The NBA schedules teams differently than any one of our three other major professional sports (MLB, NFL, NHL) that have at least three divisions in each conference or league. What I'm talking about is that those other three professional sports put a heavy emphasis on divisional play with their scheduling, meaning they schedule teams to play a lot more games against division rivals than against other teams within their conference or league. This makes rivalries within divisions very heated and intense. On the other hand, the NBA only has teams play a balanced schedule within the conference with only a slight emphasis on divisional play with four games against division rivals, then three or four games against the other conference opponents. If the NBA scheduled teams to play division rivals at least six times per season, then the other conference opponents no more than three times per season, the rivalries within the divisions would probably be much more heated and intense than they are now. That being said, do you think that the San Antonio Spurs would have made that trade with the Rockets involving Luis Scola? Another question I could really ask is this: Do you think that we would see division rivals make trades with each other at all if the NBA put in the heavy emphasis on divisional play with its scheduling?
Good thing that this is not the case. There would be zero chances for somebody in the SouthWest to get home Court Advantage. The easiest series would be against a healthy New orlean team, and a re-tool and healthy Memphis team. It would be nice to watch, but adding 8 extremly tough games on the schedule is not the best thing to do.
The major downfall to it is that we'll see Cavs/Pistons and Suns/Lakers 6 times a year on TV. That's 12 total games. Then there's Cavs/Bulls for another 6. Not to mention the other non divisional games. We'll be seeing the same 5 teams playing at least 40 combined games. .....and I haven't even included the Heat.
I like schedudele the way it is.Maybe 82 games are too much but I wouldn't mess with something that's good.
give me a thread that i can talk good about, and give some good opinions about and maybe i might not talk about how ****ty they are
the person who started that thread should be banned lol. that was the dumbest thing i ever read. my i.q. dropped after reading that.
The reason there is a poll to this thread is that the question to it consists of a yes or no answer. The only thing Spurs fans are upset about the Scola trade is the fact that he was traded to a division rival.
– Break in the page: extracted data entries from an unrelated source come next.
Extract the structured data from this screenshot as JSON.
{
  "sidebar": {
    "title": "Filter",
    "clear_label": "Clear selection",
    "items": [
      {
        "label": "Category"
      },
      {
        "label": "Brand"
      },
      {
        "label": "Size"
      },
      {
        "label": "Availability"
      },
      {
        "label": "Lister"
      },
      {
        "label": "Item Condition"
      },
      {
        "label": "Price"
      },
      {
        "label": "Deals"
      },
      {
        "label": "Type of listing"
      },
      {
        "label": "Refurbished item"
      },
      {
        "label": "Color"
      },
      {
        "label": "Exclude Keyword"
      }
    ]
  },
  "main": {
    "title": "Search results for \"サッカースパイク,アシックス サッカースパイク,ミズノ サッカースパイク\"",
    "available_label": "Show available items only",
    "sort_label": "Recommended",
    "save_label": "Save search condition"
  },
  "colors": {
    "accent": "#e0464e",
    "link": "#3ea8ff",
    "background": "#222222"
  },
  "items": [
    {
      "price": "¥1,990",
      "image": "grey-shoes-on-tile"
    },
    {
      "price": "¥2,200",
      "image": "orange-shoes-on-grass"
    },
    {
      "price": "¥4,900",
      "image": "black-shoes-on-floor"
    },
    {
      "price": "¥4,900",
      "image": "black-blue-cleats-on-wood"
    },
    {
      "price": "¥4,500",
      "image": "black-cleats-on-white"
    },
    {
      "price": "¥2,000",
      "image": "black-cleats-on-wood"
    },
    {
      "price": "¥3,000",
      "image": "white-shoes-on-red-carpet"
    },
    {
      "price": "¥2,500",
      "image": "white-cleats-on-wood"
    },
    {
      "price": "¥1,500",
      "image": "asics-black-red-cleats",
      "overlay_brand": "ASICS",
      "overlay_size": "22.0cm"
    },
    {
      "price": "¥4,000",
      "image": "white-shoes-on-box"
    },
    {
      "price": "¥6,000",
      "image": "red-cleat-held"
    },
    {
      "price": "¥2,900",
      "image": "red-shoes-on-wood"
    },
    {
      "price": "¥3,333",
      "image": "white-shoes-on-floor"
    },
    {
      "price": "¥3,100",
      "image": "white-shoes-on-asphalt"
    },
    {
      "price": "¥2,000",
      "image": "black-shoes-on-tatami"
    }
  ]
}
They would probably be more upset if teams were playing division rivals at least six times per season as opposed to the current four times, or eight times like what is done in the NHL. Since the other professional sports emphasize divisions with their scheduling, I find that it is more rare in those other professional sports that a team trades a player to a division rival than here in the NBA. After all, the whole purpose a team has in trading a player of theirs to a team outside of their division, conference, or league is so that the one player they traded away doesn't have as many chances to come back and haunt them. As we should all know, this sort of thing goes on all the time in all of our professional sports, which is, "Team gets rid of player, player comes back to haunt team." In conclusion, I personally believe that the Spurs would have tried much harder than they did to trade Scola to a team outside of the Southwest Division if the NBA scheduled teams the same way the other three major professional sports do. That being said, we should be thankful for the balanced scheduling the NBA does because the Rockets probably don't get Scola this season, Battier last season from the Grizzlies, or Vernon Maxwell from the Spurs 17 years ago.